To call attention to the added danger, Symantec also raised the vulnerability's threat score from Tuesday's initial 7.1 (out of a possible 10) to 8.5 today.
The Windows 2000 bug -- the only one rated critical of the four patched Tuesday -- is in Windows Agent, the component that drives the operating system's interactive animated help characters. The best known, and in its time, most detested, character was dubbed "Clippy," a.k.a. the Office Assistant, a bouncy paperclip designed to answer users' questions about Microsoft Office. The Redmond, Wash. developer disabled Clippy by default as of Office XP, and put it to rest when Office 2007 debuted earlier this year.
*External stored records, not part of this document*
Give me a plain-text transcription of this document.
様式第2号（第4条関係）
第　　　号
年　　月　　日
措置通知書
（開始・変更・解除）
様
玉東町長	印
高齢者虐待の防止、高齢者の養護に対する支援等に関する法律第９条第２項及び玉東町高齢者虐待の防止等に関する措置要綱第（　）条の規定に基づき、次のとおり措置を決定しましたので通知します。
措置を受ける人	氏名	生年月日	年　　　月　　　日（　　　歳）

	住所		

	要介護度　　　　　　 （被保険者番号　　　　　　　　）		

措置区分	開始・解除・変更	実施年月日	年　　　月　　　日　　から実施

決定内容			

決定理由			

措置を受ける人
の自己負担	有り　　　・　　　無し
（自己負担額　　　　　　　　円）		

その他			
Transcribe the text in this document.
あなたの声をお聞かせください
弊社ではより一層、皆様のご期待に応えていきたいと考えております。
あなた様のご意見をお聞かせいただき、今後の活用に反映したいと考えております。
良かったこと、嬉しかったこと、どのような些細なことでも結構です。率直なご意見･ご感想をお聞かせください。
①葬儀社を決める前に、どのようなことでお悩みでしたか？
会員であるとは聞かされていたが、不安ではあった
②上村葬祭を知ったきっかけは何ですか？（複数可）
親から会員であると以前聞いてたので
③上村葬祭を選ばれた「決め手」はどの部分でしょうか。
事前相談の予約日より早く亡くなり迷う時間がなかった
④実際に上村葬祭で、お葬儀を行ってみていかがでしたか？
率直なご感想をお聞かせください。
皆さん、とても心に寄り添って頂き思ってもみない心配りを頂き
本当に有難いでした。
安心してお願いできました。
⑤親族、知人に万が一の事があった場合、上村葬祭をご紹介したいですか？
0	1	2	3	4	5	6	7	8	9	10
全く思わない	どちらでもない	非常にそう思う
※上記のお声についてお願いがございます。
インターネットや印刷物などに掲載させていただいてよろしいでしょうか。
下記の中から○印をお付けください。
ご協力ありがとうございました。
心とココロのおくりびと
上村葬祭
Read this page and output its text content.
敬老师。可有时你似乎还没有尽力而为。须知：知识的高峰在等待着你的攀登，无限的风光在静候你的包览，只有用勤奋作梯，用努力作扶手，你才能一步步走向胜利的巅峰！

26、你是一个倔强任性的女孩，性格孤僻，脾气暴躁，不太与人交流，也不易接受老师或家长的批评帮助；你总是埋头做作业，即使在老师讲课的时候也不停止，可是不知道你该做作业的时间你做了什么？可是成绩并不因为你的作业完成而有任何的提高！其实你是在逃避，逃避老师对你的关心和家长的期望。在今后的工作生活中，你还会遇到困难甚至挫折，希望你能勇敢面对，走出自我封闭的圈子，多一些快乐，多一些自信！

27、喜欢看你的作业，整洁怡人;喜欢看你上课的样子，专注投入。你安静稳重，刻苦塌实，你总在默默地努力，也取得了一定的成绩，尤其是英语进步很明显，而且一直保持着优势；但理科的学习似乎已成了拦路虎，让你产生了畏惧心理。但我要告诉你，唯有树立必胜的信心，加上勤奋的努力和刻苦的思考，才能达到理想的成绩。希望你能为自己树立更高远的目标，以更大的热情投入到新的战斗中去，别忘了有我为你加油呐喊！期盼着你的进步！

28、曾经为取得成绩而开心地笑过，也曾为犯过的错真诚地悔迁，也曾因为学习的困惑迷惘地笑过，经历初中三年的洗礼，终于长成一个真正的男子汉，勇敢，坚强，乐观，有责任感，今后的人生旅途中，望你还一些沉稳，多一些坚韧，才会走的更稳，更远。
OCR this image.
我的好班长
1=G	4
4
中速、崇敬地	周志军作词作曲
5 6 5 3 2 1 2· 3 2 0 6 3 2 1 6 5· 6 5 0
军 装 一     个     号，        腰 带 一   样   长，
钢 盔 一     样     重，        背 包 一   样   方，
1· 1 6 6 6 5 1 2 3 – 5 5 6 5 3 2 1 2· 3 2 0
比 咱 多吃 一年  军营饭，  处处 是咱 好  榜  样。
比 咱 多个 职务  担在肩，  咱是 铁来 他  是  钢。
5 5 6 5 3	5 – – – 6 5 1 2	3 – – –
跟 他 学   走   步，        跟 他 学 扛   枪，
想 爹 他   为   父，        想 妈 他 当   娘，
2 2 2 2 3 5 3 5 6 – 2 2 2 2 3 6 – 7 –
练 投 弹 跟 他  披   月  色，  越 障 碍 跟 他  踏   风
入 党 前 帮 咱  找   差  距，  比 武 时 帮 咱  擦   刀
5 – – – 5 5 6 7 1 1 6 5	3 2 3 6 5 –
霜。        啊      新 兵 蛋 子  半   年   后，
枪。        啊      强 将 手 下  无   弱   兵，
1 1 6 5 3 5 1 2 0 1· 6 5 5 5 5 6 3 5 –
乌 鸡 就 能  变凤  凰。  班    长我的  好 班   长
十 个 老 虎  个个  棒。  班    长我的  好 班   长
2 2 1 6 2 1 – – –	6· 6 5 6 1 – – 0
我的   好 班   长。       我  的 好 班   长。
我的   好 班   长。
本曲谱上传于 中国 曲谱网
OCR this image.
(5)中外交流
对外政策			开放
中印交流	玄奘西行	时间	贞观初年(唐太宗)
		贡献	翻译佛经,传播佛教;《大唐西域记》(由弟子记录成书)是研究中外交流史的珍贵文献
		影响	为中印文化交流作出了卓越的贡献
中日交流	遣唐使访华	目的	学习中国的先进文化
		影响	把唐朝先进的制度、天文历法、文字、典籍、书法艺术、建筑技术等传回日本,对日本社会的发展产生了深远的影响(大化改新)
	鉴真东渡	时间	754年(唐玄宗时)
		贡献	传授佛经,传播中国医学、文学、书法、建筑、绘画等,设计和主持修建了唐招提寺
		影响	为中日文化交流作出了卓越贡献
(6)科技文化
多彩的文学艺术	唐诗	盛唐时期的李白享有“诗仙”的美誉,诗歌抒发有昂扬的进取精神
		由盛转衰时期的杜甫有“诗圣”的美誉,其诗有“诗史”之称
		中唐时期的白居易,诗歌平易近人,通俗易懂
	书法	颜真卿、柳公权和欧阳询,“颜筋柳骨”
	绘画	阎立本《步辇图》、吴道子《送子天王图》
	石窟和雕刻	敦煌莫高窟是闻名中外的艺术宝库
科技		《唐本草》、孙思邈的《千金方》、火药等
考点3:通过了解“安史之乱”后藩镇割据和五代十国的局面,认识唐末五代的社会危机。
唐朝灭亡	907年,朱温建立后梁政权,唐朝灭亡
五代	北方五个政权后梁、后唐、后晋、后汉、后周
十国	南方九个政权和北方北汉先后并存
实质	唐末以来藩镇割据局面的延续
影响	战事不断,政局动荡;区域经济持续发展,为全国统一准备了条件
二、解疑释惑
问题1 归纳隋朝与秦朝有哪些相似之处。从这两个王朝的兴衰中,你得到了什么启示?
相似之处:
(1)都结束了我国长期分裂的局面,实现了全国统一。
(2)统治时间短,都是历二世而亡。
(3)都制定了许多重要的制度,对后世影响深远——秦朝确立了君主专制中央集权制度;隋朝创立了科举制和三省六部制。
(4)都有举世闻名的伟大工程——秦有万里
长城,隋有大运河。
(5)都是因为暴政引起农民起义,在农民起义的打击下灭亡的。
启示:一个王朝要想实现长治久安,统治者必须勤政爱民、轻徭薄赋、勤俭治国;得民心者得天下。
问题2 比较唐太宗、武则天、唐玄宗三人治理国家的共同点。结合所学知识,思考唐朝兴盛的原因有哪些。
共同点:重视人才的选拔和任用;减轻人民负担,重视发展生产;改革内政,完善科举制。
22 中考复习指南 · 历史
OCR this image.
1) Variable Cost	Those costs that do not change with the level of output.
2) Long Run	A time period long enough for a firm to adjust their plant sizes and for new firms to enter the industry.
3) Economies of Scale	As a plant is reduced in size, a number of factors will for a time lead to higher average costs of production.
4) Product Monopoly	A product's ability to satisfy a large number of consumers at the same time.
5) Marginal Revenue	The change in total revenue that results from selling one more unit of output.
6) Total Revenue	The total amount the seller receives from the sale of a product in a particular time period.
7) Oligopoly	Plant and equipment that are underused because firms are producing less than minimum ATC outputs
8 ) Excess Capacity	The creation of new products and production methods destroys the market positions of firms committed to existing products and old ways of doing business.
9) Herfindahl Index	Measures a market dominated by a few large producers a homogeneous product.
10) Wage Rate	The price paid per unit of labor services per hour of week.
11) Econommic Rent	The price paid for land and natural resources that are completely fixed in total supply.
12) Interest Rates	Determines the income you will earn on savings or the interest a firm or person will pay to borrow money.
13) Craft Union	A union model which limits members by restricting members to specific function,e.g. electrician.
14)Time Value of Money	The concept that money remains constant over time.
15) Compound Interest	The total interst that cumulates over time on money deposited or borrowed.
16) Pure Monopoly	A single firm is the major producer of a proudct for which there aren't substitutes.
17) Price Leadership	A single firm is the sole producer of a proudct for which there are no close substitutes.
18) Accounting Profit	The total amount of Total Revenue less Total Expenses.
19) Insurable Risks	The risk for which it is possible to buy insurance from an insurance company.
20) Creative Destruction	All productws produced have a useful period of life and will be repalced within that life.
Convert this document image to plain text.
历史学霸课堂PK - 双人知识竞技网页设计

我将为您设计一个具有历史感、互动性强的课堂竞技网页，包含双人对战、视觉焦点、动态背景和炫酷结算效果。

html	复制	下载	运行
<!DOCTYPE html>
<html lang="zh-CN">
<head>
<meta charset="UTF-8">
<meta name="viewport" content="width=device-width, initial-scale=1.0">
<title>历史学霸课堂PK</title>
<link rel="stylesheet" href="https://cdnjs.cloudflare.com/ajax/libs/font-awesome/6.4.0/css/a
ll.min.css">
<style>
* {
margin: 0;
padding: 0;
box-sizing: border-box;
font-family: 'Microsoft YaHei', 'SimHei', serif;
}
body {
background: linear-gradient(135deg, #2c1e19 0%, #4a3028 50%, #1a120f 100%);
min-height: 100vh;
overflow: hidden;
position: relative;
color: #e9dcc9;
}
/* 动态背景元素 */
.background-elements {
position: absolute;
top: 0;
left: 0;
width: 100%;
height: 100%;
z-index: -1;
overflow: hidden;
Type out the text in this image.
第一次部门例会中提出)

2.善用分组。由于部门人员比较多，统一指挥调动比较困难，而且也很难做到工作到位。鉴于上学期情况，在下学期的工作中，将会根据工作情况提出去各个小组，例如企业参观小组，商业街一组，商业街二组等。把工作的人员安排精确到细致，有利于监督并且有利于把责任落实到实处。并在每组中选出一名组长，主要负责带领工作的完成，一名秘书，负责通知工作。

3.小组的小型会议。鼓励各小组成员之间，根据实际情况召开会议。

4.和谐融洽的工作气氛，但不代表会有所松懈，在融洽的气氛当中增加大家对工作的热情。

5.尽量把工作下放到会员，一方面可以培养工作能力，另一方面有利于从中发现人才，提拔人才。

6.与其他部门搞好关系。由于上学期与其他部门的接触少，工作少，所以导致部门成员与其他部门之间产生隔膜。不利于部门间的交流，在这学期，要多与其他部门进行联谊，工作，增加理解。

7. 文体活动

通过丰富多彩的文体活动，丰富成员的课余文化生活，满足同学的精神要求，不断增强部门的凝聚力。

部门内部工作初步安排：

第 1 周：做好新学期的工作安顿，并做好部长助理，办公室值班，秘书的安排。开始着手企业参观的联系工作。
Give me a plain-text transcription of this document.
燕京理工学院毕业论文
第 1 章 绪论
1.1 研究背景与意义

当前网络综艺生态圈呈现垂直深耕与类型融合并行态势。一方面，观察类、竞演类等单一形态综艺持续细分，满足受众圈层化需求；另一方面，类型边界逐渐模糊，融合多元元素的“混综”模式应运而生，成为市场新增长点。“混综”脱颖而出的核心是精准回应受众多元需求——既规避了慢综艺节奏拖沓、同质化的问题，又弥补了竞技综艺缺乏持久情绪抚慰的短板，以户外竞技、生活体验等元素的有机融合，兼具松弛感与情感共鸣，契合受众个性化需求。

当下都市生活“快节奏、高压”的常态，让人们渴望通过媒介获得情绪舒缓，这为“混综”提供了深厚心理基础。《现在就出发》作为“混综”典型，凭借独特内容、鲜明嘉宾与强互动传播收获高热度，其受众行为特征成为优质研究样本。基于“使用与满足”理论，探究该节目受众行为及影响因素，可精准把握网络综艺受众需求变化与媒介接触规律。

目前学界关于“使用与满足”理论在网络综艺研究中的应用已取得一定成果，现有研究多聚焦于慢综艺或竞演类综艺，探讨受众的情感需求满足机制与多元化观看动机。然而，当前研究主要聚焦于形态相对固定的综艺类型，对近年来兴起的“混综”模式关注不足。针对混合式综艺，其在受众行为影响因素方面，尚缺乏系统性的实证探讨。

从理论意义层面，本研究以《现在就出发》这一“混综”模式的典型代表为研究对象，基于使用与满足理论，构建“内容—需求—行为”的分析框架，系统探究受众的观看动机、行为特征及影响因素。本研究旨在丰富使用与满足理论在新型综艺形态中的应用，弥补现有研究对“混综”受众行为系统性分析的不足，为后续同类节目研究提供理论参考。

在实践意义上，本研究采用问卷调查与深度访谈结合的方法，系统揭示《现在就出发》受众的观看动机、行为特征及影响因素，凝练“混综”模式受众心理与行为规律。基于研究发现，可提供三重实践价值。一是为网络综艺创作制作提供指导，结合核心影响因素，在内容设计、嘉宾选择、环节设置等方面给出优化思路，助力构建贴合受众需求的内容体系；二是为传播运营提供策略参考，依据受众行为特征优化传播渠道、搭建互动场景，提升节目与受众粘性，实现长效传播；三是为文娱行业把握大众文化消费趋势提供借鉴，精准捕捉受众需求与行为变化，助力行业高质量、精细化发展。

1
Symantec advised users who were unable to immediately apply the patch to disable their browser's script-handling capabilities. "A successful exploit requires the execution of active content," its advisory said. "To mitigate against this and other latent vulnerabilities, disable support for active content in the browser."
VeriSign Inc. iDefense, which was credited by Microsoft for reporting the bug, also posted an advisory today; in it, the security vendor spells out how to set the "kill bit" in the Windows registry to disable the Agent ActiveX control.
Microsoft has posted its technical write-up of the Agent vulnerability in the MS07-051 security bulletin.
Tuesday's update is also a replacement for an earlier April fix of Agent, an indication that the company's developers didn't find all the bugs in the component five months ago.